Q: Your novel The Gold Persimmon has just debuted, to rave reviews, and is unlike any other work out there. Helen Phillips said “The Gold Persimmon is a place where grief, sex, and mystery mingle,” and the novel has been called “dark,” “experimental,” “queer,” “feminist,” “horror,” “eerie,” “atmospheric,” and more. How did you conceptualize this? Did you consider its classification as the story developed, or did you leave all of that to sort itself out later?
A: I spent many years writing and re-writing The Gold Persimmon, but the only classification I applied to it was fiction. Of course I knew it was a queer book, but I didn’t realize others would see it as experimental, or even feminist horror, until it started to reach a wider audience outside of my editors and former agent. I think I wrote it the only way I could, in the only way that made sense to me. It turns out what I wrote is shocking to some, and deeply unsettling not only in content, but form as well. Readers find the shift from Part I to Part II to be jarring. They find themselves lost at times. To me, this contributes to its effect as a work of horror. I also believe that every reader’s experience of the text is valuable and interesting, regardless of whether or not they pick up on the connection between the two narratives the book contains.

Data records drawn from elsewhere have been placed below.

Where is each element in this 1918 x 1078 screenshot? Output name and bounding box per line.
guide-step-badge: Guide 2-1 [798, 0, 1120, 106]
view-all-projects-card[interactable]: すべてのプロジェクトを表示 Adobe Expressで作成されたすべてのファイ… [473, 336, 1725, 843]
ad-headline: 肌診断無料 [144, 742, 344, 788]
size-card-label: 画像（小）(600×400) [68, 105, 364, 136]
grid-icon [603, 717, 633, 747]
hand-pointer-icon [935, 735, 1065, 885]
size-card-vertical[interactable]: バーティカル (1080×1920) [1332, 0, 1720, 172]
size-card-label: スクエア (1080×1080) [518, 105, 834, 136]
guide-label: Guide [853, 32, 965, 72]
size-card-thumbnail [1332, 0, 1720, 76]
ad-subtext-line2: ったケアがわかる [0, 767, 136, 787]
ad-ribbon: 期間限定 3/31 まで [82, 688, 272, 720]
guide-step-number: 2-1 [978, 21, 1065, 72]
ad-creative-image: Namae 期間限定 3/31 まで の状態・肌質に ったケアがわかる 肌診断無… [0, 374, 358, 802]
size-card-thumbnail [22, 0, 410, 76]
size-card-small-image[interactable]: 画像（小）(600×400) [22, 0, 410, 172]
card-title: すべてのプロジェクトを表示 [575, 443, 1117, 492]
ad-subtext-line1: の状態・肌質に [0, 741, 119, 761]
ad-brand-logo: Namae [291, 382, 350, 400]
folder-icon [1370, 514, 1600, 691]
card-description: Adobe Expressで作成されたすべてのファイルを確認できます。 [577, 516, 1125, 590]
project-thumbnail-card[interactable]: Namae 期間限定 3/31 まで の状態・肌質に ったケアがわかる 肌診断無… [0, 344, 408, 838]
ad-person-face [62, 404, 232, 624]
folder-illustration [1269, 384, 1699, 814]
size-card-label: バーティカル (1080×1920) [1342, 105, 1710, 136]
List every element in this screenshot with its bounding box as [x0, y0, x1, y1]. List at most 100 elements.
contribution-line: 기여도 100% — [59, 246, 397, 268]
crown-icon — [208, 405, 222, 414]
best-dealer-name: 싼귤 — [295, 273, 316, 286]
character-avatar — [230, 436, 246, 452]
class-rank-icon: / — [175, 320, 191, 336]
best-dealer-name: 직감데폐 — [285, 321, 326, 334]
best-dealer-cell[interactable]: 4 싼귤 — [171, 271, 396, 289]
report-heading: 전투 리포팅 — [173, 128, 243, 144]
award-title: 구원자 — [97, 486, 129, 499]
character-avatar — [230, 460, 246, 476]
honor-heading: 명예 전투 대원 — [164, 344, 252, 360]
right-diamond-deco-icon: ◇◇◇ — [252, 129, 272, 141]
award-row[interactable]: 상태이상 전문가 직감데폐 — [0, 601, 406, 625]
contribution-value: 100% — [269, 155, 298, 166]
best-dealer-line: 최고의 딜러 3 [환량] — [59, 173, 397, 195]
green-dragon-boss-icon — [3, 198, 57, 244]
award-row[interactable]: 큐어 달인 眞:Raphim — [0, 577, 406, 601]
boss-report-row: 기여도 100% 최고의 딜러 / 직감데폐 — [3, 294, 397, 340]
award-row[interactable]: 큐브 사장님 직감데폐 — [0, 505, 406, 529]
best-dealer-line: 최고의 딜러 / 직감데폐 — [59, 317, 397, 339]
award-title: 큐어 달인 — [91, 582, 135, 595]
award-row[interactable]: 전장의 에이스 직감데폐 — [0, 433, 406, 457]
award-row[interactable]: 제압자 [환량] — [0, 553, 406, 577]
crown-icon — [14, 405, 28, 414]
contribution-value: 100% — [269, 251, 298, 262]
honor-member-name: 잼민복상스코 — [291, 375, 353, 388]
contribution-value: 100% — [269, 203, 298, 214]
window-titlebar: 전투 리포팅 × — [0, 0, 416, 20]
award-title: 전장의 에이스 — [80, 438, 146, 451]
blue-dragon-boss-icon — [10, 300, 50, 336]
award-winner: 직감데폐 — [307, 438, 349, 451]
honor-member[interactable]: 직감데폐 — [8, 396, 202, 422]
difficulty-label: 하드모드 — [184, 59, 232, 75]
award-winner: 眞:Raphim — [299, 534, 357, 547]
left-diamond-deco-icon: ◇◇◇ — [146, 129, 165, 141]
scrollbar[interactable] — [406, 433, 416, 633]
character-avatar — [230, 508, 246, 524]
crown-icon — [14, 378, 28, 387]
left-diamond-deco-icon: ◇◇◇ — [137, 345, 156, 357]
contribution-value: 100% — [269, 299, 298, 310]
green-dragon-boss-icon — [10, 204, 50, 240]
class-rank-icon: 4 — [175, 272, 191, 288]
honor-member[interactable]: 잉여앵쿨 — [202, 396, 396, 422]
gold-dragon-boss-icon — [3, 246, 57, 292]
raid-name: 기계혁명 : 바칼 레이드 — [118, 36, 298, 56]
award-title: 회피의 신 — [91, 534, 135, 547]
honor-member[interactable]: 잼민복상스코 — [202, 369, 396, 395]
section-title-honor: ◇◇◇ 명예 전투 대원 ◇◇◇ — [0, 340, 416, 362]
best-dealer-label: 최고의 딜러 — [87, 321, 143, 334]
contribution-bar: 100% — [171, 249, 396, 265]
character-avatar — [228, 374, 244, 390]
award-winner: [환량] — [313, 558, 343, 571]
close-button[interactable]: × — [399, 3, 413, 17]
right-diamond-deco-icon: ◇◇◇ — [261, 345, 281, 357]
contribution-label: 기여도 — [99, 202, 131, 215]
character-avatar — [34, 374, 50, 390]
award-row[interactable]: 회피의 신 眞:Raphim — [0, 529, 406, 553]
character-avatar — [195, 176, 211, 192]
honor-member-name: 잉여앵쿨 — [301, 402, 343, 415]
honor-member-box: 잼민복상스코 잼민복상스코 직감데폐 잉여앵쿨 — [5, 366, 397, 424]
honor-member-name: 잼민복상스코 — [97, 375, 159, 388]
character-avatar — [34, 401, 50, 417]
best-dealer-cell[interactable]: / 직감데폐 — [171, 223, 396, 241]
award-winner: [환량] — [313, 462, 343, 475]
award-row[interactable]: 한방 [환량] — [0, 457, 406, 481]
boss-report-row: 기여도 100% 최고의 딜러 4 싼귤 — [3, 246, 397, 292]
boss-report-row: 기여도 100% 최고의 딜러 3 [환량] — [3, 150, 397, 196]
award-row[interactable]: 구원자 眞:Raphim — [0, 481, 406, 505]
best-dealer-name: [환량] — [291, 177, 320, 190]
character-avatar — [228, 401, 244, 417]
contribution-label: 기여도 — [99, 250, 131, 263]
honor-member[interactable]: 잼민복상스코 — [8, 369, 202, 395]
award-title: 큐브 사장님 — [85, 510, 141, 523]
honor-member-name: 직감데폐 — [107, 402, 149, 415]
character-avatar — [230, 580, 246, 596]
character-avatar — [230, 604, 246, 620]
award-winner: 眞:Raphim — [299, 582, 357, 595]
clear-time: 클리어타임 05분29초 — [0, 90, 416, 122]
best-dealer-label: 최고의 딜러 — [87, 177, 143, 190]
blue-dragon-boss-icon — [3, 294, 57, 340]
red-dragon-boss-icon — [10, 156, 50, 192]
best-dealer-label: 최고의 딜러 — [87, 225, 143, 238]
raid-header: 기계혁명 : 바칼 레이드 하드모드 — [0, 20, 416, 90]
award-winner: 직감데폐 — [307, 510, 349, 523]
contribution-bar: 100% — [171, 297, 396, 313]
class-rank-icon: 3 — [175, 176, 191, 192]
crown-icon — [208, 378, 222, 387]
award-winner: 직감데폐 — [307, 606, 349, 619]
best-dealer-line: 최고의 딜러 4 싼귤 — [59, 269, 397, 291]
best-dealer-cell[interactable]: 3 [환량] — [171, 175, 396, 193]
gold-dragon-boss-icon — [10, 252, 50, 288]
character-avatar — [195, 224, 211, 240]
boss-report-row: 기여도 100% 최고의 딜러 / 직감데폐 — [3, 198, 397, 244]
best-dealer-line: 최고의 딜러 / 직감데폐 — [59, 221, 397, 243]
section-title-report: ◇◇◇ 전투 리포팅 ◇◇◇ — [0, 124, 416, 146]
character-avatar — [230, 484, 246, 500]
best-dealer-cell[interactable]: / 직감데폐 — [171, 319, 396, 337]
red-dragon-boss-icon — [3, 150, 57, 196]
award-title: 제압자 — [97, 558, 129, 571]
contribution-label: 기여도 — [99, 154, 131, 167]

Q: In addition to being an author, you are also a mixologist and a workshop leader. How do these different parts of your life fit together?
A: I like to say I have two passions in life: books and booze. Mixology provides an outlet for bringing the two together, as I continue building a library of booktails: cocktails and mocktails inspired by books of all kinds. This work actually involves so many more passions, however, like photography, sculpture, and playing with food. I’ve got white chocolate skulls and marzipan teeth lying around, not to mention all the pounds of sugar I’ve dyed and scattered about. What I read is now largely dictated by what drinks I want to make, or by the authors who commission me to booktail-ize their work. As a result, I’ve gotten the chance to expand the scope of my reading and delve into genres I’d never explored deeply, like romance and sci-fi. It is an expensive project, though, both in terms of time and materials.
[To find out more about Lindsay’s booktails, including personalized potions, Ostara cards, recipe packages, and book + recipe bundles, go to her website.]
Q: What are you working on right now? Why are you excited about it (or them)?
A: I’m slowly building a proposal for a book of booktails. My next novel is also currently out with beta readers. It’s about a magical midwestern queer bar, a locus for the riotous convergence of witches and goddesses. Though I pull from several mythologies, Sumerian myth looms largest, with the goddess Inanna taking center stage. Fun fact: the earliest recorded poetry was composed by Enheduanna, a Sumerian high priestess of Inanna. Born around 2300 B.C.E., Enheduanna was the high priestess of the most important temple in Ur, a city in the south of Sumer that embodied the culture of the time. She lived eleven hundred years before Homer–around five hundred before Abraham–and wrote her poetry about three hundred years after the cuneiform vocabulary had just developed to a point where poetic phrase was even possible.
My next-next novel was inspired by Sami ancestor worship and the belief in an afterlife that is right under our feet, our steps mirrored toe-for-toe by those who came before. It’s the story of a lesbian marriage and it’s kind of like a combination of Outlander and Being John Malkovich.